Artwork Information

  • Title:

    Mountain Cottonwoods

  • Artist:

    Capps, Charles M.

  • Artist Bio:

    American, 1898–1981

  • Date:

    1956

  • Medium:

    Etching and aquatint

  • Dimensions:

    11 x 9 3/8 inches

  • Credit Line:

    Wichita Art Museum, Bequest of Elizabeth T. Forter in memory of her father, Cecil Alfred Forter

  • Object Number:

    1962.146

  • Display:

    Not Currently on Display


About the Artwork

Charles Capps was a major figure in regional and national print circles from the 1930s through the 1960s. He was a charter member of the Prairie Print Makers Society, founded by ten Kansas artists in 1930, an organization that grew to national stature before its demise in 1965. He, like the majority of his fellow Prairie Print Makers, described and interpreted the character of ordinary American places in the tradition begun by such artists as Charles Burchfield and Edward Hopper. During the 1940s and ‘50s Capps regularly spent summers in Santa Fe and Taos, New Mexico where he compiled sketches, photographs, and journals that provided him later with source material for prints. Mountain Cottonwoods derives from a sketch made of a dwelling located outside Taos.

In Mountain Cottonwoods, the two cottonwood trees for which the print is named rise in majestic silhouettes against the clear New Mexico sky, one tree so tall that its foliage reaches beyond the framing edge of the picture image. The wonderfully eccentric, swift   linear contours of the foliage and the thin sharp lines of two slender branches etched against the sky prove an exciting foil to the slow, rounded curves of the hills and shrubs below.

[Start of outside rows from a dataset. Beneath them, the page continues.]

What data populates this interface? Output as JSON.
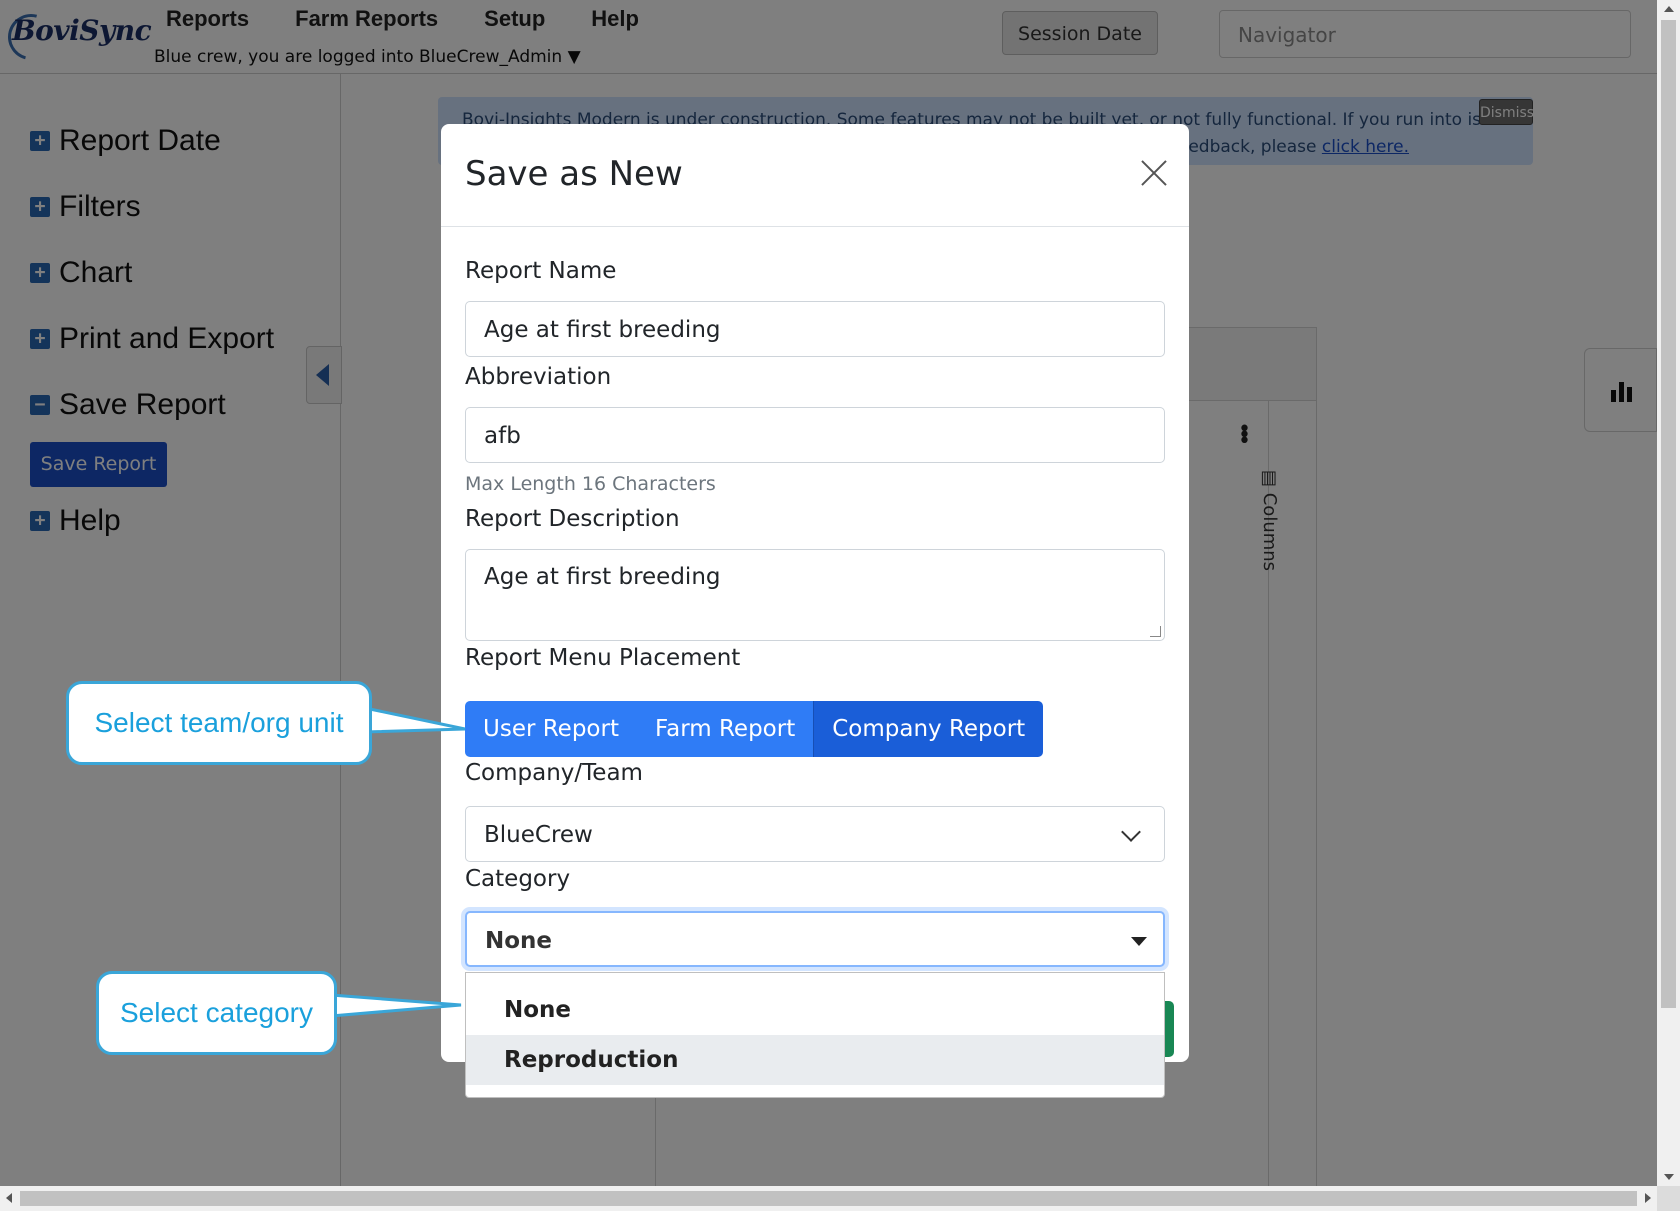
{
  "header": {
    "logo_text": "BoviSync",
    "menu": [
      "Reports",
      "Farm Reports",
      "Setup",
      "Help"
    ],
    "login_text": "Blue crew, you are logged into BlueCrew_Admin ▼",
    "session_button": "Session Date",
    "navigator_placeholder": "Navigator"
  },
  "sidebar": {
    "items": [
      {
        "label": "Report Date",
        "state": "+"
      },
      {
        "label": "Filters",
        "state": "+"
      },
      {
        "label": "Chart",
        "state": "+"
      },
      {
        "label": "Print and Export",
        "state": "+"
      },
      {
        "label": "Save Report",
        "state": "−"
      },
      {
        "label": "Help",
        "state": "+"
      }
    ],
    "save_button": "Save Report"
  },
  "banner": {
    "line1": "Bovi-Insights Modern is under construction. Some features may not be built yet, or not fully functional. If you run into issues,",
    "line2_prefix": "or feedback, please ",
    "link": "click here.",
    "dismiss": "Dismiss"
  },
  "grid": {
    "columns_tab": "Columns"
  },
  "modal": {
    "title": "Save as New",
    "report_name_label": "Report Name",
    "report_name_value": "Age at first breeding",
    "abbreviation_label": "Abbreviation",
    "abbreviation_value": "afb",
    "abbreviation_hint": "Max Length 16 Characters",
    "description_label": "Report Description",
    "description_value": "Age at first breeding",
    "placement_label": "Report Menu Placement",
    "placement_options": [
      "User Report",
      "Farm Report",
      "Company Report"
    ],
    "placement_selected": "Company Report",
    "company_label": "Company/Team",
    "company_value": "BlueCrew",
    "category_label": "Category",
    "category_value": "None",
    "category_options": [
      "None",
      "Reproduction"
    ],
    "category_hovered": "Reproduction"
  },
  "callouts": {
    "team": "Select team/org unit",
    "category": "Select category"
  },
  "colors": {
    "primary": "#2f7cf6",
    "primary_active": "#1a5ed8",
    "sidebar_button": "#1a4fc9",
    "callout_border": "#3aa6d8",
    "callout_text": "#1aa0dc",
    "success": "#198754"
  }
}
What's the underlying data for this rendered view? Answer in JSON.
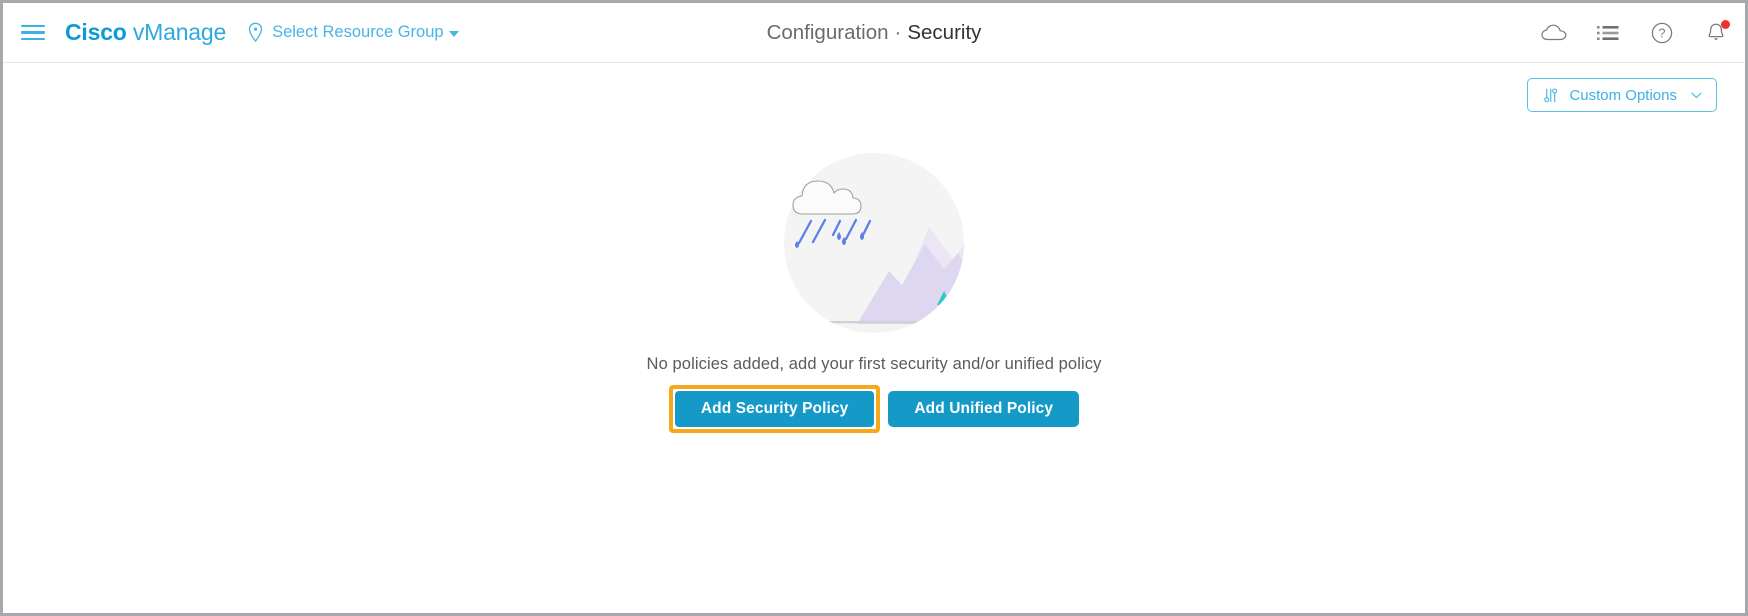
{
  "window": {
    "border_color": "#a6a8ab"
  },
  "header": {
    "menu_icon": "hamburger-menu-icon",
    "brand_primary": "Cisco",
    "brand_secondary": "vManage",
    "resource_group": {
      "icon": "location-pin-icon",
      "label": "Select Resource Group",
      "caret": "caret-down-icon"
    },
    "title": {
      "section": "Configuration",
      "separator": "·",
      "page": "Security"
    },
    "actions": [
      {
        "name": "cloud-icon",
        "label": "Cloud"
      },
      {
        "name": "list-icon",
        "label": "Tasks"
      },
      {
        "name": "help-icon",
        "label": "Help"
      },
      {
        "name": "bell-icon",
        "label": "Alarms",
        "badge": true,
        "badge_color": "#e8342a"
      }
    ]
  },
  "toolbar": {
    "custom_options": {
      "icon": "sliders-icon",
      "label": "Custom Options",
      "chevron": "chevron-down-icon"
    }
  },
  "main": {
    "illustration": {
      "name": "rain-cloud-mountains-illustration",
      "circle_color": "#f4f4f5",
      "cloud_stroke": "#9a9a9a",
      "raindrop_color": "#5d7fe8",
      "mountain_color": "#ddd8ef",
      "mountain_color_light": "#eae6f6",
      "tree_color": "#2ec8cf",
      "ground_color": "#cfcfd4"
    },
    "empty_message": "No policies added, add your first security and/or unified policy",
    "buttons": [
      {
        "name": "add-security-policy-button",
        "label": "Add Security Policy",
        "color": "#159ac8",
        "highlighted": true,
        "highlight_color": "#f5a81c"
      },
      {
        "name": "add-unified-policy-button",
        "label": "Add Unified Policy",
        "color": "#159ac8",
        "highlighted": false
      }
    ]
  },
  "colors": {
    "brand_blue": "#0d9bd8",
    "accent_blue": "#3fb0e4",
    "primary_button": "#159ac8",
    "highlight_orange": "#f5a81c",
    "alert_red": "#e8342a"
  }
}
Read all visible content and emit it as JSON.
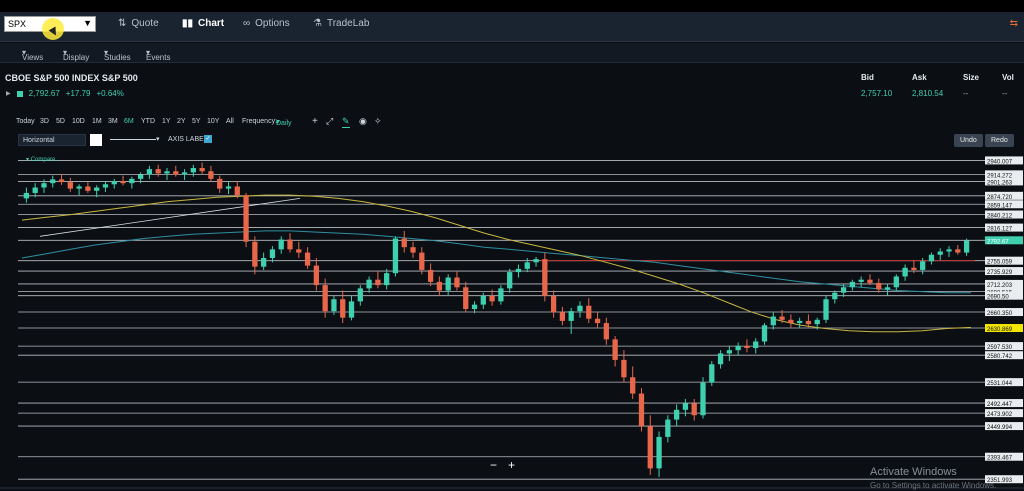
{
  "nav": {
    "symbol": "SPX",
    "tabs": [
      {
        "label": "Quote",
        "icon": "quote-icon"
      },
      {
        "label": "Chart",
        "icon": "chart-icon"
      },
      {
        "label": "Options",
        "icon": "options-icon"
      },
      {
        "label": "TradeLab",
        "icon": "tradelab-icon"
      }
    ]
  },
  "subnav": {
    "views": "Views",
    "display": "Display",
    "studies": "Studies",
    "events": "Events"
  },
  "instrument": {
    "title": "CBOE S&P 500 INDEX S&P 500",
    "last": "2,792.67",
    "change": "+17.79",
    "change_pct": "+0.64%"
  },
  "quote": {
    "bid_label": "Bid",
    "bid": "2,757.10",
    "ask_label": "Ask",
    "ask": "2,810.54",
    "size_label": "Size",
    "size": "--",
    "vol_label": "Vol",
    "vol": "--"
  },
  "toolbar": {
    "ranges": [
      "Today",
      "3D",
      "5D",
      "10D",
      "1M",
      "3M",
      "6M",
      "YTD",
      "1Y",
      "2Y",
      "5Y",
      "10Y",
      "All"
    ],
    "frequency_label": "Frequency:",
    "frequency": "Daily",
    "draw_tool": "Horizontal",
    "axis_label": "AXIS LABEL:",
    "undo": "Undo",
    "redo": "Redo"
  },
  "compare_label": "Compare...",
  "zoom": {
    "minus": "−",
    "plus": "+"
  },
  "watermark": {
    "title": "Activate Windows",
    "sub": "Go to Settings to activate Windows."
  },
  "colors": {
    "up": "#3fd0b0",
    "down": "#e8674a",
    "ma_short": "#c8b640",
    "ma_long": "#2f8fa0",
    "red_line": "#c0342f"
  },
  "chart_data": {
    "type": "candlestick",
    "y_axis_levels": [
      "2940.007",
      "2914.272",
      "2901.263",
      "2874.720",
      "2859.147",
      "2840.212",
      "2816.127",
      "2792.67",
      "2755.059",
      "2735.929",
      "2712.203",
      "2698.515",
      "2690.50",
      "2660.350",
      "2630.869",
      "2597.530",
      "2580.742",
      "2531.044",
      "2492.447",
      "2473.902",
      "2449.994",
      "2393.467",
      "2351.993"
    ],
    "y_axis_price_values": [
      2940.007,
      2914.272,
      2901.263,
      2874.72,
      2859.147,
      2840.212,
      2816.127,
      2792.67,
      2755.059,
      2735.929,
      2712.203,
      2698.515,
      2690.5,
      2660.35,
      2630.869,
      2597.53,
      2580.742,
      2531.044,
      2492.447,
      2473.902,
      2449.994,
      2393.467,
      2351.993
    ],
    "highlight_levels": {
      "last": "2792.67",
      "yellow": "2630.869"
    },
    "ylim": [
      2345,
      2950
    ],
    "candles": [
      [
        2870,
        2890,
        2862,
        2880
      ],
      [
        2880,
        2898,
        2872,
        2890
      ],
      [
        2890,
        2905,
        2880,
        2898
      ],
      [
        2898,
        2912,
        2890,
        2905
      ],
      [
        2905,
        2915,
        2895,
        2900
      ],
      [
        2900,
        2908,
        2882,
        2888
      ],
      [
        2888,
        2896,
        2876,
        2892
      ],
      [
        2892,
        2900,
        2880,
        2884
      ],
      [
        2884,
        2894,
        2872,
        2890
      ],
      [
        2890,
        2902,
        2882,
        2896
      ],
      [
        2896,
        2906,
        2888,
        2902
      ],
      [
        2902,
        2912,
        2894,
        2898
      ],
      [
        2898,
        2910,
        2888,
        2906
      ],
      [
        2906,
        2918,
        2898,
        2914
      ],
      [
        2914,
        2930,
        2906,
        2924
      ],
      [
        2924,
        2932,
        2910,
        2916
      ],
      [
        2916,
        2926,
        2904,
        2920
      ],
      [
        2920,
        2930,
        2910,
        2914
      ],
      [
        2914,
        2924,
        2904,
        2918
      ],
      [
        2918,
        2932,
        2910,
        2926
      ],
      [
        2926,
        2936,
        2914,
        2920
      ],
      [
        2920,
        2930,
        2900,
        2906
      ],
      [
        2906,
        2912,
        2880,
        2888
      ],
      [
        2888,
        2900,
        2878,
        2892
      ],
      [
        2892,
        2902,
        2870,
        2876
      ],
      [
        2876,
        2880,
        2780,
        2790
      ],
      [
        2790,
        2800,
        2730,
        2744
      ],
      [
        2744,
        2770,
        2738,
        2760
      ],
      [
        2760,
        2782,
        2752,
        2776
      ],
      [
        2776,
        2800,
        2768,
        2794
      ],
      [
        2794,
        2806,
        2770,
        2776
      ],
      [
        2776,
        2790,
        2760,
        2770
      ],
      [
        2770,
        2780,
        2740,
        2746
      ],
      [
        2746,
        2760,
        2700,
        2710
      ],
      [
        2710,
        2722,
        2650,
        2662
      ],
      [
        2662,
        2690,
        2655,
        2684
      ],
      [
        2684,
        2700,
        2640,
        2650
      ],
      [
        2650,
        2690,
        2645,
        2680
      ],
      [
        2680,
        2710,
        2672,
        2704
      ],
      [
        2704,
        2726,
        2696,
        2720
      ],
      [
        2720,
        2736,
        2704,
        2710
      ],
      [
        2710,
        2740,
        2702,
        2732
      ],
      [
        2732,
        2800,
        2726,
        2796
      ],
      [
        2796,
        2810,
        2770,
        2780
      ],
      [
        2780,
        2790,
        2760,
        2770
      ],
      [
        2770,
        2780,
        2730,
        2738
      ],
      [
        2738,
        2750,
        2708,
        2716
      ],
      [
        2716,
        2726,
        2690,
        2700
      ],
      [
        2700,
        2730,
        2692,
        2724
      ],
      [
        2724,
        2736,
        2700,
        2706
      ],
      [
        2706,
        2716,
        2660,
        2666
      ],
      [
        2666,
        2680,
        2658,
        2674
      ],
      [
        2674,
        2696,
        2666,
        2690
      ],
      [
        2690,
        2702,
        2672,
        2680
      ],
      [
        2680,
        2710,
        2674,
        2704
      ],
      [
        2704,
        2740,
        2696,
        2734
      ],
      [
        2734,
        2748,
        2724,
        2740
      ],
      [
        2740,
        2760,
        2734,
        2752
      ],
      [
        2752,
        2762,
        2744,
        2758
      ],
      [
        2758,
        2770,
        2680,
        2690
      ],
      [
        2690,
        2700,
        2650,
        2660
      ],
      [
        2660,
        2670,
        2636,
        2644
      ],
      [
        2644,
        2668,
        2620,
        2662
      ],
      [
        2662,
        2680,
        2650,
        2672
      ],
      [
        2672,
        2686,
        2640,
        2648
      ],
      [
        2648,
        2660,
        2630,
        2640
      ],
      [
        2640,
        2650,
        2600,
        2610
      ],
      [
        2610,
        2616,
        2560,
        2572
      ],
      [
        2572,
        2590,
        2530,
        2540
      ],
      [
        2540,
        2560,
        2500,
        2510
      ],
      [
        2510,
        2520,
        2440,
        2450
      ],
      [
        2450,
        2470,
        2360,
        2372
      ],
      [
        2372,
        2440,
        2356,
        2430
      ],
      [
        2430,
        2470,
        2420,
        2462
      ],
      [
        2462,
        2490,
        2450,
        2480
      ],
      [
        2480,
        2500,
        2468,
        2492
      ],
      [
        2492,
        2500,
        2460,
        2470
      ],
      [
        2470,
        2540,
        2464,
        2530
      ],
      [
        2530,
        2570,
        2524,
        2564
      ],
      [
        2564,
        2590,
        2556,
        2584
      ],
      [
        2584,
        2598,
        2570,
        2590
      ],
      [
        2590,
        2604,
        2580,
        2598
      ],
      [
        2598,
        2610,
        2586,
        2594
      ],
      [
        2594,
        2612,
        2584,
        2606
      ],
      [
        2606,
        2640,
        2600,
        2636
      ],
      [
        2636,
        2660,
        2628,
        2652
      ],
      [
        2652,
        2664,
        2640,
        2646
      ],
      [
        2646,
        2656,
        2632,
        2640
      ],
      [
        2640,
        2650,
        2630,
        2644
      ],
      [
        2644,
        2656,
        2632,
        2638
      ],
      [
        2638,
        2650,
        2628,
        2646
      ],
      [
        2646,
        2690,
        2640,
        2684
      ],
      [
        2684,
        2700,
        2676,
        2696
      ],
      [
        2696,
        2712,
        2688,
        2706
      ],
      [
        2706,
        2720,
        2700,
        2716
      ],
      [
        2716,
        2726,
        2706,
        2720
      ],
      [
        2720,
        2730,
        2710,
        2714
      ],
      [
        2714,
        2722,
        2696,
        2702
      ],
      [
        2702,
        2712,
        2690,
        2706
      ],
      [
        2706,
        2730,
        2700,
        2726
      ],
      [
        2726,
        2748,
        2718,
        2742
      ],
      [
        2742,
        2756,
        2732,
        2738
      ],
      [
        2738,
        2760,
        2730,
        2754
      ],
      [
        2754,
        2770,
        2748,
        2766
      ],
      [
        2766,
        2778,
        2756,
        2772
      ],
      [
        2772,
        2782,
        2762,
        2776
      ],
      [
        2776,
        2784,
        2766,
        2770
      ],
      [
        2770,
        2796,
        2764,
        2792
      ]
    ],
    "ma_short": [
      2830,
      2835,
      2840,
      2846,
      2852,
      2858,
      2864,
      2868,
      2872,
      2874,
      2876,
      2876,
      2874,
      2870,
      2864,
      2856,
      2846,
      2834,
      2820,
      2806,
      2794,
      2784,
      2774,
      2764,
      2752,
      2740,
      2726,
      2712,
      2696,
      2678,
      2660,
      2646,
      2636,
      2630,
      2626,
      2624,
      2624,
      2626,
      2630,
      2632
    ],
    "ma_long": [
      2760,
      2768,
      2776,
      2784,
      2790,
      2796,
      2800,
      2804,
      2806,
      2808,
      2810,
      2810,
      2808,
      2806,
      2804,
      2800,
      2796,
      2792,
      2786,
      2780,
      2776,
      2772,
      2768,
      2764,
      2760,
      2756,
      2752,
      2746,
      2740,
      2734,
      2728,
      2722,
      2716,
      2712,
      2708,
      2704,
      2700,
      2698,
      2696,
      2696
    ],
    "red_line_y": 2755.059
  }
}
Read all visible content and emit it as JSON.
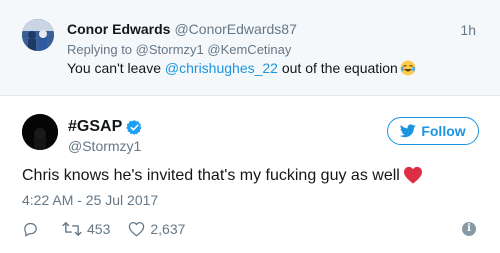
{
  "reply_tweet": {
    "name": "Conor Edwards",
    "handle": "@ConorEdwards87",
    "time": "1h",
    "replying_prefix": "Replying to",
    "replying_to": "@Stormzy1 @KemCetinay",
    "text_before": "You can't leave ",
    "mention": "@chrishughes_22",
    "text_after": " out of the equation",
    "emoji": "face-with-tears-of-joy-icon"
  },
  "main_tweet": {
    "name": "#GSAP",
    "handle": "@Stormzy1",
    "verified_icon": "verified-badge-icon",
    "follow_label": "Follow",
    "text": "Chris knows he's invited that's my fucking guy as well",
    "emoji": "red-heart-icon",
    "timestamp": "4:22 AM - 25 Jul 2017"
  },
  "actions": {
    "retweets": "453",
    "likes": "2,637"
  },
  "colors": {
    "accent": "#1b95e0",
    "secondary_text": "#657786",
    "reply_background": "#f5f8fa",
    "heart": "#dd2e44"
  }
}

The viewer imaginatively approaches the central subject from below, along a road that leads into the left foreground. From this vantage point he looks up to see a simple, square adobe farmhouse with a hay bin positioned against a wall on the sun side and some outbuildings located behind the main house in the shadows. Print maker Charles Capps typically employed this classic formula of a dramatic viewpoint, the reduction of details to a few large simple shapes, and the sharp contrast of dark shadows and bright highlights to instill ordinary architectural structures and landscape, whether it was northern New Mexico or south central Kansas, with a sense of grandeur and mystery.

However, even more striking than the composition, was Capps’s virtuoso handling of aquatint. From about 1937, when he first began to work in etching, Capps concentrated upon mastery of the aquatint technique. By the early 1940s he had perfected his ability to put a subtle range of tones into play to create intimations of texture as well as gradations of light. In Mountain Cottonwoods Capps used tonal variations in the aquatint to depict the rough surface of the dirt road, alternating zones of rock and foliage on the distant mountains, and the delicate wispy edges of nearly invisible clouds gathered at the horizon line. Beyond descriptive details, Capps’s nuanced layering of gray tones often created a psychological effect of moodiness even in a sunlit scene such as Mountain Cottonwoods.